I like to use Turquoise and New Guinea Red rainbow fish for top water dwellers, and Labidochromis species, Electric Blue Haps, various Aulonocara (especially jacobfreibergi), Crytocara moorei, and other Haplochromines for the bottom and middle of the tanks. By avoiding the more aggressive mbuna, such as Pseudotropheus and Melanochromis, aggression is kept to a minimum - which is important, considering the reason my customers wanted an aquarium in the first place was to keep clients calm while they wait!

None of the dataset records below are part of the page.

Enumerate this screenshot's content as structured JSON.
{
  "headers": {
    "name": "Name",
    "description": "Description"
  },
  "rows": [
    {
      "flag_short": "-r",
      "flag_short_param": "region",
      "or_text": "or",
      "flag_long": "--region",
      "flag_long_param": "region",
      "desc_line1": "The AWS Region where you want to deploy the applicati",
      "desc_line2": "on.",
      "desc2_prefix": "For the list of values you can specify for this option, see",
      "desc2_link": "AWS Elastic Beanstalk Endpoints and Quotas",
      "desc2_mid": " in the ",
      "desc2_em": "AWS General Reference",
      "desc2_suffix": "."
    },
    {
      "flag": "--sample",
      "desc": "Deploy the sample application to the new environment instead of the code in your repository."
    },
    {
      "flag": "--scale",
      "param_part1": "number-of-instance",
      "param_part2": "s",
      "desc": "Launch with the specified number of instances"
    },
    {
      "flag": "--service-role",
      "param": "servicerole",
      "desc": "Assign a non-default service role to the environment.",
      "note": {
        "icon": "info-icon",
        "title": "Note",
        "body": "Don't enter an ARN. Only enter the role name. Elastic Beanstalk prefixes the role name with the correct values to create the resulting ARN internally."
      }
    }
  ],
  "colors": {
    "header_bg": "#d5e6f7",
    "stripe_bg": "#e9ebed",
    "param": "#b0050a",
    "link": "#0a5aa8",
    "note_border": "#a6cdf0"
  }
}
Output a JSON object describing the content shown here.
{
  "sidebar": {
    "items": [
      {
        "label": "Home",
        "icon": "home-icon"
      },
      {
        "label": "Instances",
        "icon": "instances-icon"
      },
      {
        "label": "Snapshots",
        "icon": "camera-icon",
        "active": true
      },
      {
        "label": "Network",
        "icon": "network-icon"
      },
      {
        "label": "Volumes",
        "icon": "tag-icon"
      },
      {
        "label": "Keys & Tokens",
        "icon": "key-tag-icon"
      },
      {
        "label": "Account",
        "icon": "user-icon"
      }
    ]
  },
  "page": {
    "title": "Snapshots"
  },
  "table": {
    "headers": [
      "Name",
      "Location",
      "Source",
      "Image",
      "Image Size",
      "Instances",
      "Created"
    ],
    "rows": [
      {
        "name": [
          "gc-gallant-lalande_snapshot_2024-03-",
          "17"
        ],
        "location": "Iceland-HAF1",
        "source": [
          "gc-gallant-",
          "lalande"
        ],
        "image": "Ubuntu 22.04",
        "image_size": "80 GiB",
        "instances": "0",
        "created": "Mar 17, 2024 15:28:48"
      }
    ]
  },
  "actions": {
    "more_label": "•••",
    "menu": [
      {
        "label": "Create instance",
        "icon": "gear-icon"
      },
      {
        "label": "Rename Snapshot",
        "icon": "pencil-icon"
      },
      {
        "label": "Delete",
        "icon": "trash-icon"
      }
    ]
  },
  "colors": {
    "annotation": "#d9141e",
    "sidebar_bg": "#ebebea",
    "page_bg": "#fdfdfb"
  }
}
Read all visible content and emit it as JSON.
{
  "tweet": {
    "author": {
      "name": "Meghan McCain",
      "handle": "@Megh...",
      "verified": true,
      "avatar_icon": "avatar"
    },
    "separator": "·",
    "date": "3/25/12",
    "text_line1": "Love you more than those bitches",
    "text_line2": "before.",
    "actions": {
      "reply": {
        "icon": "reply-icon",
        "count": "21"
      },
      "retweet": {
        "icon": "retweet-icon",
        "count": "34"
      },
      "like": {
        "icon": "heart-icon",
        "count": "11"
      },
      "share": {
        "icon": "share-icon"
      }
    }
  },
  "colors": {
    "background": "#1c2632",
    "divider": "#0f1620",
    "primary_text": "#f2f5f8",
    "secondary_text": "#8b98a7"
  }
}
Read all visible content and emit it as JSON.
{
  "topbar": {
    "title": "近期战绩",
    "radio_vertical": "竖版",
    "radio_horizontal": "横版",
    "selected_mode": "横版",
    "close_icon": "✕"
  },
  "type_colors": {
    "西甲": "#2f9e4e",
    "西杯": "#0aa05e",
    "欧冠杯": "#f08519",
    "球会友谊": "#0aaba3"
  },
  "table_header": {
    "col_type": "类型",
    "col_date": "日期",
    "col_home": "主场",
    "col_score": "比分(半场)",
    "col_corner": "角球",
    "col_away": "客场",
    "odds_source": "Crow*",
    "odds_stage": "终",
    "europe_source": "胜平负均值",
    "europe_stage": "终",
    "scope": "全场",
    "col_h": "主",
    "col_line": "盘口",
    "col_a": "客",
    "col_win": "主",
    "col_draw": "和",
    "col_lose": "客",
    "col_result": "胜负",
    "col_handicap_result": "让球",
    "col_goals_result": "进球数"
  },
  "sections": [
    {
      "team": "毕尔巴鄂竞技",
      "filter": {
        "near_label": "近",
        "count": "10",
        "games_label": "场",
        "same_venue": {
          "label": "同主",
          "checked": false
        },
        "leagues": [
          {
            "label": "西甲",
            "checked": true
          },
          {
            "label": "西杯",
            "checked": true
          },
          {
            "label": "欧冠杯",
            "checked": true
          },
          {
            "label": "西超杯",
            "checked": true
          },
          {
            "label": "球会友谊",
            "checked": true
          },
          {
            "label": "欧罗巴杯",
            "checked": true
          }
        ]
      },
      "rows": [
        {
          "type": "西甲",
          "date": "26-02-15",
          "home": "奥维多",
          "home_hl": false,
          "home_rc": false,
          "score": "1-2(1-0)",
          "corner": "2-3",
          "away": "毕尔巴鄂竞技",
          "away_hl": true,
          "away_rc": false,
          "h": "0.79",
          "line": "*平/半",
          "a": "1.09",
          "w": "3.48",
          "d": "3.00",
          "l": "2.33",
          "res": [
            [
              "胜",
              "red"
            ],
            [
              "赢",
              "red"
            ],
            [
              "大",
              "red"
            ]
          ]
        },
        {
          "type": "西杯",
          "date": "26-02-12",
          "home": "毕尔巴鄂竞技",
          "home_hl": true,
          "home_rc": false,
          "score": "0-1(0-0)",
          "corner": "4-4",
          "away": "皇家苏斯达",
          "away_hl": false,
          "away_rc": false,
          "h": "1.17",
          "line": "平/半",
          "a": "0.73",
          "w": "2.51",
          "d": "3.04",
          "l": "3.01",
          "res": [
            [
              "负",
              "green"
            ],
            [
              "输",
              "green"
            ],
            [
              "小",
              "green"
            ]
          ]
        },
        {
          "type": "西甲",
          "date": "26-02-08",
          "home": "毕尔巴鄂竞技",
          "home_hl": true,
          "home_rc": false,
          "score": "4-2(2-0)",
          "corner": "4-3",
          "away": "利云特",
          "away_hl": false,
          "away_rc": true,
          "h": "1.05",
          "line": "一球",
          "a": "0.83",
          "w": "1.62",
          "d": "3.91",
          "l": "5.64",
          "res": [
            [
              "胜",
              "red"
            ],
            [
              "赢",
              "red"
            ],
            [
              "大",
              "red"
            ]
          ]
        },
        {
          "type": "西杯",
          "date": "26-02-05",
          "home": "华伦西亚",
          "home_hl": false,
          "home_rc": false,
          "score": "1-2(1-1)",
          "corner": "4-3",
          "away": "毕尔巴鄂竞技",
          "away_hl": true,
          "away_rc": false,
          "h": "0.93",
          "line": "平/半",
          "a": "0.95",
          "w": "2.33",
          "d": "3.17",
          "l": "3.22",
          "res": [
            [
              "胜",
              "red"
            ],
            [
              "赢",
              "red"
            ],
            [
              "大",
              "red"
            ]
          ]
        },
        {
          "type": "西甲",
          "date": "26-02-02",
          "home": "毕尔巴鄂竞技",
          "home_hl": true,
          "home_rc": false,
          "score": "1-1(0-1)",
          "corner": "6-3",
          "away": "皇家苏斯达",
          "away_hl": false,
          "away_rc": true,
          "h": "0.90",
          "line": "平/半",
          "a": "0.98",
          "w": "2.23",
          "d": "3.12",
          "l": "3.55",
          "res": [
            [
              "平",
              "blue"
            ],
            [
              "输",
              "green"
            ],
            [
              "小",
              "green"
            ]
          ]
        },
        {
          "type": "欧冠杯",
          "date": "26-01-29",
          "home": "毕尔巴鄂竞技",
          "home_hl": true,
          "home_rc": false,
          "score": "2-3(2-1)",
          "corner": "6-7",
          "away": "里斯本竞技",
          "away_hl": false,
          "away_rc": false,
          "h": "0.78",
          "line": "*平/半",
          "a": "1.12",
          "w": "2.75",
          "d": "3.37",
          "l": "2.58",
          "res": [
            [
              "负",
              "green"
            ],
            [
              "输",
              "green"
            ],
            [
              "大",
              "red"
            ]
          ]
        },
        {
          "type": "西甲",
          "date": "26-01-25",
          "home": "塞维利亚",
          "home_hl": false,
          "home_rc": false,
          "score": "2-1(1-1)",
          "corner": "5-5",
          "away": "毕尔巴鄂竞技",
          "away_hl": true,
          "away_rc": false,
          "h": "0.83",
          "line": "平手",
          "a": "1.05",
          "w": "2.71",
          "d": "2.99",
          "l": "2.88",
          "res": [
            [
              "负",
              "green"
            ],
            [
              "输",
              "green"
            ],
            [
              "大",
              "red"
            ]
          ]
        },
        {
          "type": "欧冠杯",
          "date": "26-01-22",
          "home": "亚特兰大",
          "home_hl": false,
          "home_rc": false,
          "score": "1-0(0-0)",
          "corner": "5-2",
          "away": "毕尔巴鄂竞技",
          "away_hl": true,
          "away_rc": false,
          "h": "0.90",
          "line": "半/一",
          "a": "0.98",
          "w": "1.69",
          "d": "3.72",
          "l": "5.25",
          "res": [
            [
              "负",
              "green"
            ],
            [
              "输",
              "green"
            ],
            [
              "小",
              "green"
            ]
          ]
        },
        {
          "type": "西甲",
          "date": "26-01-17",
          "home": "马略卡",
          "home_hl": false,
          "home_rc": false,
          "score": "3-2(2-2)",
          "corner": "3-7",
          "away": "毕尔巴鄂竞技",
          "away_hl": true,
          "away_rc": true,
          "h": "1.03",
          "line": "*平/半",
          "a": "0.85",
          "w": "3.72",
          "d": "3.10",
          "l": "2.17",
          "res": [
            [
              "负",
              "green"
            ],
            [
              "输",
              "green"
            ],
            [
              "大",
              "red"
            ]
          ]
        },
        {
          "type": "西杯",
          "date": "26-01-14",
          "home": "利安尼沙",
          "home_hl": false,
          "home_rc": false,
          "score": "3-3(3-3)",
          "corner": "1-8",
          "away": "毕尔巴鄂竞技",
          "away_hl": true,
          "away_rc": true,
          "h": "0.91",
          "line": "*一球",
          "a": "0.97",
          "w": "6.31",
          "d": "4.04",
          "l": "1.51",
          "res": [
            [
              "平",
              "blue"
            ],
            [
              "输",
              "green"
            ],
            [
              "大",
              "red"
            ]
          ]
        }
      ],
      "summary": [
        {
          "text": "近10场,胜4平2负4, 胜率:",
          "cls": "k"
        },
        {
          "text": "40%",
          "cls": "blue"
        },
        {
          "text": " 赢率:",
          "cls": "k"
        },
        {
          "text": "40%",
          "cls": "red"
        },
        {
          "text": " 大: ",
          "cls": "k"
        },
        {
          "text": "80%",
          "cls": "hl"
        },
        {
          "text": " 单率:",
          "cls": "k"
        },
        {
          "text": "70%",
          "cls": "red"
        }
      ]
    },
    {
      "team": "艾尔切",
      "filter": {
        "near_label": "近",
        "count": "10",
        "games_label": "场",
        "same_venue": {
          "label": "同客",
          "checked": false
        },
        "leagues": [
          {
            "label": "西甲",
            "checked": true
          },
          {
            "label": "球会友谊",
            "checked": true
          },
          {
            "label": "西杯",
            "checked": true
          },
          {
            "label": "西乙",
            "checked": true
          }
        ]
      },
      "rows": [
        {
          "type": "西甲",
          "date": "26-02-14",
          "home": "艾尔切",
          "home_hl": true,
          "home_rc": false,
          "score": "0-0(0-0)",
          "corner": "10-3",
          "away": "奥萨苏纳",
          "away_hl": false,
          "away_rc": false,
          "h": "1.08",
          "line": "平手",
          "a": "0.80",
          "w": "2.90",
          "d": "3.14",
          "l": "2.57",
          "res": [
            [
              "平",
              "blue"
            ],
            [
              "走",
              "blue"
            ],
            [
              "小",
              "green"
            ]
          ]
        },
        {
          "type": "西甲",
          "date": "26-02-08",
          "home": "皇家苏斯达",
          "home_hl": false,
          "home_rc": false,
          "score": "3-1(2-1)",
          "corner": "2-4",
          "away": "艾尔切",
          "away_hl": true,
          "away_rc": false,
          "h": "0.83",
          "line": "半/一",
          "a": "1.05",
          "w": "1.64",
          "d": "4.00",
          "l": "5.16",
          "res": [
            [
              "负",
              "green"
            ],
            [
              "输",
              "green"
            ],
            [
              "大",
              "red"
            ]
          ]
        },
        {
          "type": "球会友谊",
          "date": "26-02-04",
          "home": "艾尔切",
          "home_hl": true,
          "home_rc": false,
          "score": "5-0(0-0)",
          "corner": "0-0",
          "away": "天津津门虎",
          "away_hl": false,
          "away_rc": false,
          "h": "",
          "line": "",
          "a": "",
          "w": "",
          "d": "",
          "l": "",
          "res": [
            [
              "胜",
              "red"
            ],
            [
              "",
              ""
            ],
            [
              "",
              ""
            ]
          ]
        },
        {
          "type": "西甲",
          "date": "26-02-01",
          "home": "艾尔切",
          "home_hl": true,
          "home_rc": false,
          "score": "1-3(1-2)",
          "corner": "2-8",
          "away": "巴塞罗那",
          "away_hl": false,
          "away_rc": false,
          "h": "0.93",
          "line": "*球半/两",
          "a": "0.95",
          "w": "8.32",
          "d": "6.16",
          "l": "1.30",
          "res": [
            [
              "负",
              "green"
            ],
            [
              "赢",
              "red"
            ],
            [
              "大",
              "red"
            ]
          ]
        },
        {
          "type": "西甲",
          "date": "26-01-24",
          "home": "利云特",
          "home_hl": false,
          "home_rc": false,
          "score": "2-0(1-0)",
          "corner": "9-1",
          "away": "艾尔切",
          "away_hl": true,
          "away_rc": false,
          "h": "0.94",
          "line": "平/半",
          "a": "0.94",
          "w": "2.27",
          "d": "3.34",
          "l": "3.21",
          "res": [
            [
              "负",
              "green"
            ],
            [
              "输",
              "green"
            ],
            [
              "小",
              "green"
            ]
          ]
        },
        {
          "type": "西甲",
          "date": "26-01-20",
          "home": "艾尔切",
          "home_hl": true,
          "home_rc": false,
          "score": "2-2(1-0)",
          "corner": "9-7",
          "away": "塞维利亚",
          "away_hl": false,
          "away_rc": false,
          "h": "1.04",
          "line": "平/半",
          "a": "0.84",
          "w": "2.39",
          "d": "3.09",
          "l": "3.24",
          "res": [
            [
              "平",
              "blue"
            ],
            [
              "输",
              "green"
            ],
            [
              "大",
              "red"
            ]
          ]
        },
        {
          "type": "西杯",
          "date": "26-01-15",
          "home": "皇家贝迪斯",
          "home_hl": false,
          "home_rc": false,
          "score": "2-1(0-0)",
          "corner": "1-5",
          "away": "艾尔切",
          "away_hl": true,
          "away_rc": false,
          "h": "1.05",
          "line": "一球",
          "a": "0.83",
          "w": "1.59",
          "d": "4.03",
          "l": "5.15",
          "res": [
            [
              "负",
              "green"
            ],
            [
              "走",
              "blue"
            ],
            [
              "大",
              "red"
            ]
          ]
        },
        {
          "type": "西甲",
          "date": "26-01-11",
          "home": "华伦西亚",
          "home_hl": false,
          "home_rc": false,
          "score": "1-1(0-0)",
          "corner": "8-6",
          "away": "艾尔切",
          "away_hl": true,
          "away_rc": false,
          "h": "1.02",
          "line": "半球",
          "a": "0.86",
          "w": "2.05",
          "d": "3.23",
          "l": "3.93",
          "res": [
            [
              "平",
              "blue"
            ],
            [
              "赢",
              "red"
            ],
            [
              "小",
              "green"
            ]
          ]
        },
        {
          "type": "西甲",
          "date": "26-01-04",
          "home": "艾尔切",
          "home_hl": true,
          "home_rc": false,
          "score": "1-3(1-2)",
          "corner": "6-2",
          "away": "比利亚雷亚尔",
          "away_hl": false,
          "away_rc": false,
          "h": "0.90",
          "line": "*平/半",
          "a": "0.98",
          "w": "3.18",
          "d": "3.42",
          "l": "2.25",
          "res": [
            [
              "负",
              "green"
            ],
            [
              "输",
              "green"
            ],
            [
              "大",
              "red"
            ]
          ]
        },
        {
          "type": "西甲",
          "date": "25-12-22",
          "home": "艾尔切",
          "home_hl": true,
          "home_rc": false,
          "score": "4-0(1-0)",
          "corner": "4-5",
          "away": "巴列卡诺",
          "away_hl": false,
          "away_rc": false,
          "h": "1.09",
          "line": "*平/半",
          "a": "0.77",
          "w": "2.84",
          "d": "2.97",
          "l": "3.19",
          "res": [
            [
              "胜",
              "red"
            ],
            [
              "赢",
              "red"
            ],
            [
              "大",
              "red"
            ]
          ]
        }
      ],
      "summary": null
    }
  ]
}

When I do the twice-a-month water changes, I add baking soda (sodium bicarbonate) and Epsom salts (magnesium sulfate). The pH in these tanks ranges from 7.6 to 7.8, and the DH is more than 200 ppm, which suits both rainbows and cichlids just fine.
The plants I use in the tanks at my accounts, as well as the ones in my home, are Vallisneria gigantea (or a hybrid thereof), Java Fern (Microsorium pteropus), Bacopa caroliniana, Java Moss (Vesicularia dubyana), Cryptocoryne wendtii, and Riccia fluitans. For my personal aquaria, I use the same water for my Lake Tanganyika cichlids as I do Malawi cichlids. The plants mentioned above do equally well with both groups.
Purists may believe the only way to keep rift lake cichlids is by using rocks as cover. However, a stand of Vallisneria with six-foot-long leaves provides an amazing number of hiding places, while the leaves overhead give fish a sense of security, which keeps them in plain sight. Likewise, fish find comfort in a dense growth of Java Fern. Also, a many-branched piece of driftwood, overgrown with Java Moss, provides shelter for both adults and their fry. Plants and driftwood weigh considerably less than a rock structure. And it is infinitely easier to siphon debris from under wood and around plants than from under a pile of rocks. Additionally, plants act as living filters, neutralizing waste products while giving off oxygen.
Aside from a preconceived notion of what a African cichlid aquarium should look like, there is no reason cichlid fanciers can't enjoy the beauty of a planted aquarium. As long as the basic tenets of aquatic horticulture are adhered to, the high pH and hard water of a rift lake biotype should be no barrier to successfully growing aquarium plants.